I remember growing up in sunny suburbia, when the days seemed endless, the sun was perpetually shining, and my friends and I had nothing better to do than climb trees and swim. I then became older, moving from the outside arena of entertainment towards the inside arena of TV and video games. I then became older still, and I remember when I was first allowed to watch The Terminator and Die Hard. That was possibly the turning point of my world of entertainment. In primary and high school it certainly wasn’t considered OK to watch romantic comedies, so I took my age group’s word for it, and I watched all the action movies I could get my hands on, the entire experience culminating with my viewing of The Matrix. It still holds a spot in my top five favourite films ever….But I’m rambling, and badly. Sorry about that.

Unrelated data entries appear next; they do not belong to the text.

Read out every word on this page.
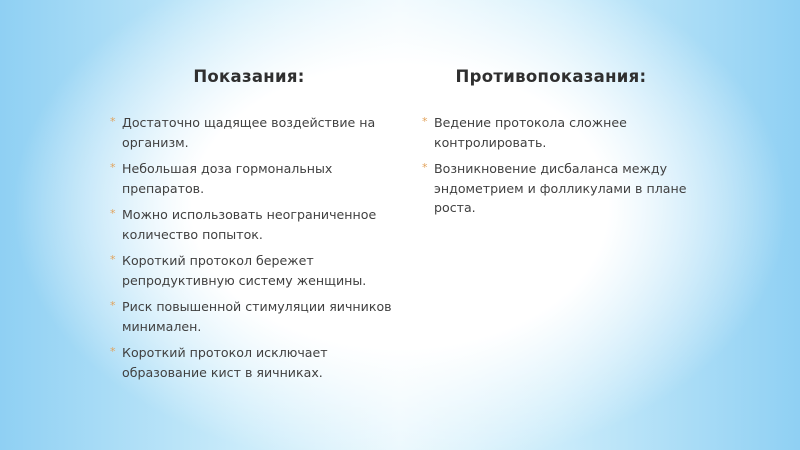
Показания:
* Достаточно щадящее воздействие на организм.
* Небольшая доза гормональных препаратов.
* Можно использовать неограниченное количество попыток.
* Короткий протокол бережет репродуктивную систему женщины.
* Риск повышенной стимуляции яичников минимален.
* Короткий протокол исключает образование кист в яичниках.
Противопоказания:
* Ведение протокола сложнее контролировать.
* Возникновение дисбаланса между эндометрием и фолликулами в плане роста.
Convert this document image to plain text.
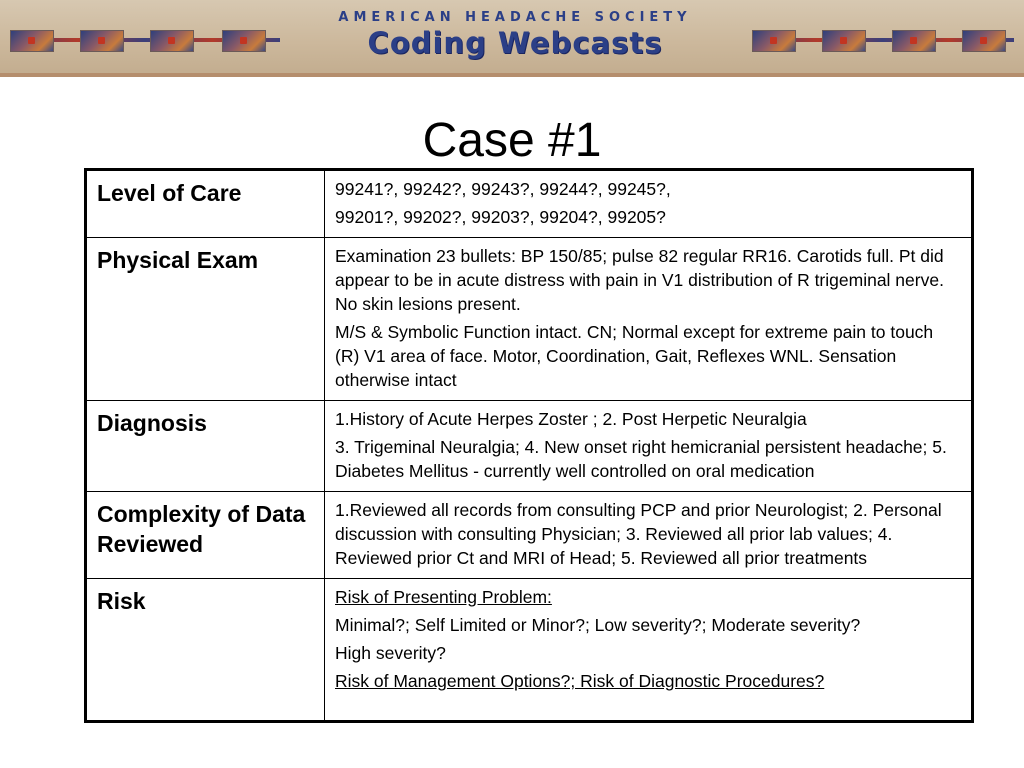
AMERICAN HEADACHE SOCIETY
Coding Webcasts
Case #1
Level of Care	99241?, 99242?, 99243?, 99244?, 99245?,

99201?, 99202?, 99203?, 99204?, 99205?

Physical Exam	Examination 23 bullets: BP 150/85; pulse 82 regular RR16. Carotids full. Pt did appear to be in acute distress with pain in V1 distribution of R trigeminal nerve. No skin lesions present.

M/S & Symbolic Function intact. CN; Normal except for extreme pain to touch (R) V1 area of face. Motor, Coordination, Gait, Reflexes WNL. Sensation otherwise intact

Diagnosis	1.History of Acute Herpes Zoster ; 2. Post Herpetic Neuralgia

3. Trigeminal Neuralgia; 4. New onset right hemicranial persistent headache; 5. Diabetes Mellitus - currently well controlled on oral medication

Complexity of Data Reviewed	1.Reviewed all records from consulting PCP and prior Neurologist; 2. Personal discussion with consulting Physician; 3. Reviewed all prior lab values; 4. Reviewed prior Ct and MRI of Head; 5. Reviewed all prior treatments

Risk	Risk of Presenting Problem:

Minimal?; Self Limited or Minor?; Low severity?; Moderate severity?

High severity?

Risk of Management Options?; Risk of Diagnostic Procedures?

The point of this post is to discuss the social stereotype of guys not watching chick flicks, and if they do it’s only because their girlfriends make them. Which I personally find utter nonsense. The idea of falling in love, finding the right person for oneself, and happy endings are still relevant topics for guys, except it’s become socially unacceptable to say this because it’s deemed unmanly. I used to care about whether or not people thought I was a manly man, but that was back when I wasn’t particularly manly. Now that I’ve been at university for a while, I’ve gained a lot in life experience, and I like to think I’ve manned up a bit. This reminds me of the C.S. Lewis quote about childishness:

“When I was ten, I read fairy tales in secret and would have been ashamed if I had been found doing so. Now that I am fifty, I read them openly. When I became a man I put away childish things, including the fear of childishness and the desire to be very grown up.”
― C.S. Lewis

And so I feel I am able to say I like chick flicks (well ones with happy endings anyway). I write this having just watched The Lucky One, the one about the marine who finds a picture of a lady and tries to find her after he gets back from Iraq. I’ll even admit I quite enjoyed, but it’s not amazing. Not when compared to Nottinghill, Love Actually, or Crazy, Stupid Love anyway.

So in conclusion, I think guys should come out and admit they like romantic comedies, just like they should admit that they absolutely animated movies (I do anyway), Disney classics included. It’s more manly to be open about it, and you’ll feel better being able to watch the movies you secretly enjoyed anyway.